En relación con el debate que se ha abierto alrededor de Tesoro Directo, en su defensa se cometen tres errores importantes: la ley dice con claridad que los valores de Hacienda deben ser estandarizados, no es un invento; segundo, ningún mercado de valores que se precie de algún grado de desarrollo lo ha logrado sin poner orden en el funcionamiento de la gestión de la deuda pública; y tercero, no se trata de un simple problema de si puede atraer fondos de la gente (de hecho lo están haciendo) o no, el problema es que lo hacen de una forma que afecta a una colectividad que no lo sabe.
Al respecto, debemos plantear dos preguntas esenciales: por qué algunas situaciones justifican la acción concreta y directa del Estado y por qué otras no. La segunda es por qué el desarrollo del mercado es una que lo requiere y cómo debe hacerse.
En cuanto a la justificación de que el Estado intervenga en algunos aspectos de la sociedad, aunque personalmente prefiero que sea lo menos, no tengo la menor duda de que algunas situaciones lo exigen: velar por la mejor educación de todos los ciudadanos, por la seguridad de las personas y sus bienes, por la salud de todos sus habitantes.
En otras no: no tiene sentido que el Estado se meta a definir el largo de los tallos de las flores, la cantidad de perros en cada casa o el color de nuestros automóviles. Los primeros afectan a una colectividad, pero el interés público es diferente.
Esa es precisamente la razón por la cual el Estado interviene en el desarrollo del mercado de valores. Porque hay un interés público que tutelar, como lo hay en la salud o la seguridad. ¿Cuál es ese interés público? En resumen se podría decir que se llama información, pero en realidad va mucho más allá.
Interacción. Equivocadamente se piensa que en los mercados de valores el vendedor se encuentra de casualidad a un comprador, y como por arte de magia acuerdan que el título vale 90%. Pero no es así. Los precios resultan de la interacción de muchos que venden y muchos que compran, no muy diferente de la feria del agricultor.
La diferencia es que en el mercado de valores los precios de todos los valores se basan en lo que pasa con los bonos de Gobierno, que se consideran libres de riesgo. A partir de ellos, se construyen las curvas de rendimientos, de manera que el precio de los demás se logra sumando una “prima” de riesgo.
En ausencia de un buen mercado de deuda pública, no hay curva. Y si no hay curva, el precio de todos los demás valores termina siendo casi una lotería.
Ahora, de igual forma, se piensa, por error, que el mercado de valores favorece a los ricos.
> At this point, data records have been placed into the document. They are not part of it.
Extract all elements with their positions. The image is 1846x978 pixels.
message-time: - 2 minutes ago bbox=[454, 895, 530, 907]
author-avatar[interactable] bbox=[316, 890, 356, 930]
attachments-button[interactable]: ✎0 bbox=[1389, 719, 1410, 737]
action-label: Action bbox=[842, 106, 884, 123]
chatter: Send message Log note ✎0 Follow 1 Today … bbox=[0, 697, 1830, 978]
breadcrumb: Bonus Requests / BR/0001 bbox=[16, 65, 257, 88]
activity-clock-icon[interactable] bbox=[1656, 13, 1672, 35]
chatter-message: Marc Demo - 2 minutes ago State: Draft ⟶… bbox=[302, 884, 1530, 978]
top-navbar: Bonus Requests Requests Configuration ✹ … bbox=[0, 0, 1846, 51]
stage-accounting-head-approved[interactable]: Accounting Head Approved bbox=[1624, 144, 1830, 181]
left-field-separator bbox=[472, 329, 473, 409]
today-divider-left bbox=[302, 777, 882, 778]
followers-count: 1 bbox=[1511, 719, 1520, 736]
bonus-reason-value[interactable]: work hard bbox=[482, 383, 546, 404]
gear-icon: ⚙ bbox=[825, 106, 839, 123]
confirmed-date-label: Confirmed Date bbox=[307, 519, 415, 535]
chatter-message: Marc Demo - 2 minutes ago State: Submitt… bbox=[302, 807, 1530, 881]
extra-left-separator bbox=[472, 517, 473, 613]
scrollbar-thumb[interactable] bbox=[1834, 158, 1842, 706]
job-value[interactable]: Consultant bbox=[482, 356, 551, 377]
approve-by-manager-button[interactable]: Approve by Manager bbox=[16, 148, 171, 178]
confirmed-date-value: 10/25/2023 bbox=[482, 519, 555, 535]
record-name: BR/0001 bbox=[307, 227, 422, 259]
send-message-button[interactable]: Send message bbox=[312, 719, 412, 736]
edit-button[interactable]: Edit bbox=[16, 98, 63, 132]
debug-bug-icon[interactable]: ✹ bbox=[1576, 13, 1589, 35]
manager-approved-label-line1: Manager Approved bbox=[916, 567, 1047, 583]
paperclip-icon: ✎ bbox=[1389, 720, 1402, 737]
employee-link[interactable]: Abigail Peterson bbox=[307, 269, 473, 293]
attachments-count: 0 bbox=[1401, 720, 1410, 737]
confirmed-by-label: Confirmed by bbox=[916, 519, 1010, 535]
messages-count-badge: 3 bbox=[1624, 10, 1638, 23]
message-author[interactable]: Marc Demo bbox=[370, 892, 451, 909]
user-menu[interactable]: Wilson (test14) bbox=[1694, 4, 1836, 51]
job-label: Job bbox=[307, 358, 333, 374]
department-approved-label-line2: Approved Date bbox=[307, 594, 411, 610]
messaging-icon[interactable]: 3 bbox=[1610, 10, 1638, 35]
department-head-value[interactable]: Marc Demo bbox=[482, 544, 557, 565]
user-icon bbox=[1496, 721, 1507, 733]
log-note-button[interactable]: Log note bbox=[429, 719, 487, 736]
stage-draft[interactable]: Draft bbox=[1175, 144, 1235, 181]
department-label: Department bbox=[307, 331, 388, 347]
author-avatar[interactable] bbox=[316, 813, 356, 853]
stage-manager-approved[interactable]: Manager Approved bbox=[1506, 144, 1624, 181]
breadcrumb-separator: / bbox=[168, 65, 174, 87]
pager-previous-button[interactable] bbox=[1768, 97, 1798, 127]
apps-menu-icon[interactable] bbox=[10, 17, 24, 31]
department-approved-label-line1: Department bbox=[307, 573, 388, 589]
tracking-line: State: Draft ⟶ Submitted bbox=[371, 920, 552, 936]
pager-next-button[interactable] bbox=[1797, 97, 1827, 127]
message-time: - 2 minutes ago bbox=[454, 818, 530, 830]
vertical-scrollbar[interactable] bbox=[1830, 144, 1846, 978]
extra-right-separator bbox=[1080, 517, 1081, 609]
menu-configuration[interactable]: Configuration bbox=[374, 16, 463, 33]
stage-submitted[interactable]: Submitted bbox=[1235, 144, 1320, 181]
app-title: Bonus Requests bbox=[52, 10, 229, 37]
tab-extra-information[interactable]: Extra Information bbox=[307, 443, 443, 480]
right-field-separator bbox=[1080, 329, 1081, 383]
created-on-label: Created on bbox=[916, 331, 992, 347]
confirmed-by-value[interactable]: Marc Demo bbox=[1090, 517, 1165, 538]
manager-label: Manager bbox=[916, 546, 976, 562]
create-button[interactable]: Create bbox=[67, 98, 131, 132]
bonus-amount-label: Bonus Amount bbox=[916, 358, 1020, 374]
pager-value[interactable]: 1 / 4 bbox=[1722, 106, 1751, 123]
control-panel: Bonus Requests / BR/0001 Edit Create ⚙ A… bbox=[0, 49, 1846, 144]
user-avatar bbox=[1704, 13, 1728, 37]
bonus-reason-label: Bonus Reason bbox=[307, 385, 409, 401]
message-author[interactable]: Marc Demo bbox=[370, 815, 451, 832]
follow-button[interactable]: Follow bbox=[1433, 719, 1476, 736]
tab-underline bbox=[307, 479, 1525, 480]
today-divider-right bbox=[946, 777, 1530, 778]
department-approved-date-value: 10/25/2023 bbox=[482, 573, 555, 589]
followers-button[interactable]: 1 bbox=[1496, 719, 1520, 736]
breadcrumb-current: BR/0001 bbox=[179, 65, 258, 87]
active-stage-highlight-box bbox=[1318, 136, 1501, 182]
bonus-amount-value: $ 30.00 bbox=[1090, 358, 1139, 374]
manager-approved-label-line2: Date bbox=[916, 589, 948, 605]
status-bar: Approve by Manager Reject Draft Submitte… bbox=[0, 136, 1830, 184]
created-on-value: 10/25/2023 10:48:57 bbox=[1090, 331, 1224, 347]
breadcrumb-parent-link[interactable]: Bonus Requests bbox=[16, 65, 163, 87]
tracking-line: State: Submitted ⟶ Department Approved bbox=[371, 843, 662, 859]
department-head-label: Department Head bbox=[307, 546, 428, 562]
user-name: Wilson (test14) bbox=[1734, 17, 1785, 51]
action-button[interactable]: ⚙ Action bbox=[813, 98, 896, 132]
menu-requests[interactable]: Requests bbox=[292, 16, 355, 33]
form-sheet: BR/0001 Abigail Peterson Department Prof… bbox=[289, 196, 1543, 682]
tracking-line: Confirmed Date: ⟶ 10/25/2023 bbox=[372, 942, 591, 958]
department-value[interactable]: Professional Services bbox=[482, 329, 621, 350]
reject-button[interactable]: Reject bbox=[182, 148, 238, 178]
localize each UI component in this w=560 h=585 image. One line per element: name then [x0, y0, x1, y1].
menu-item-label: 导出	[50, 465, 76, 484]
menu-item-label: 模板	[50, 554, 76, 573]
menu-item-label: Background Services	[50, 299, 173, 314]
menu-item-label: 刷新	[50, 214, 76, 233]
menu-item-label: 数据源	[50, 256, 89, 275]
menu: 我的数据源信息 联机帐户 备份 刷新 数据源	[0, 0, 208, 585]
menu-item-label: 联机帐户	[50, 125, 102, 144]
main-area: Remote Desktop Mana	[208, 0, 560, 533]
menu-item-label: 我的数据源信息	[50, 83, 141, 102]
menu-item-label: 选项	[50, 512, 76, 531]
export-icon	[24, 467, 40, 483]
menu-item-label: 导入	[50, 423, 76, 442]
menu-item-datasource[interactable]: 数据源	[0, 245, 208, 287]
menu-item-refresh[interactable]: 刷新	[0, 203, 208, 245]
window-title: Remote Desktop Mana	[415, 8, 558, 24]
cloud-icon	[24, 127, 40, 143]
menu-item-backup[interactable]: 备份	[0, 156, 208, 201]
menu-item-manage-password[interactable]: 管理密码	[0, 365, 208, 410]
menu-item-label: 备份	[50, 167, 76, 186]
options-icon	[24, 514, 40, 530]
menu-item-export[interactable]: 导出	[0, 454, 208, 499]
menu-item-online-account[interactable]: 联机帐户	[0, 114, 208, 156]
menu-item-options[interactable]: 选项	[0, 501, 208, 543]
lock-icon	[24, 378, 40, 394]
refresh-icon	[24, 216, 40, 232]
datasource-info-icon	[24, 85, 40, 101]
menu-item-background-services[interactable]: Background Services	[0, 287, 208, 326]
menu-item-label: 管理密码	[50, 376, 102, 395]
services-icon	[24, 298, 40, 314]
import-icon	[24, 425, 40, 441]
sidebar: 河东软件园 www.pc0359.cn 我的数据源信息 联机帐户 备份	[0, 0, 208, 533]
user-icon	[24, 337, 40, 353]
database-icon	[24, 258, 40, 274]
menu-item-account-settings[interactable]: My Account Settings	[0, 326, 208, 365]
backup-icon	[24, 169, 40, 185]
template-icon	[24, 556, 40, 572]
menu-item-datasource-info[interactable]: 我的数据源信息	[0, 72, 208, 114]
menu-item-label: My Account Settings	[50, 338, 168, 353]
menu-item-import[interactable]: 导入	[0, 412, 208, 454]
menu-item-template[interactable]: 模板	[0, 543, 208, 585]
Pero no, los ricos se defienden solos. Somos los pobres los que necesitamos protección. ¿Y cómo invertimos los pobres? Especialmente por medio de los fondos de pensiones. Ese es el interés público que los Estados serios tratan de tutelar, promoviendo un mercado de deuda de Gobierno.
Sin transparencia. Tesoro Directo no solo emite en forma opaca, por decir lo menos, sino que lo hace con instrumentos no estandarizados, como lo exige la ley de valores. Si los valores no son estándar, no pueden generar un mercado secundario profundo. Y, por lo tanto, no hay curva de rendimientos.
No se crea que los beneficios de un mercado profundo se agotan en la liquidez del mercado. Es que la gestión del riesgo de los portafolios depende de esa curva. Más aún, el desarrollo de mecanismos de cobertura solo es posible con un mercado profundo. En su ausencia, los portafolios tienen mucho más riesgo.
Parafraseando a un economista ya venido a menos hace años: ¡inversionistas del mundo, uníos! Todos a combatir a Tesoro Directo.
El autor es exsuperintendente de valores.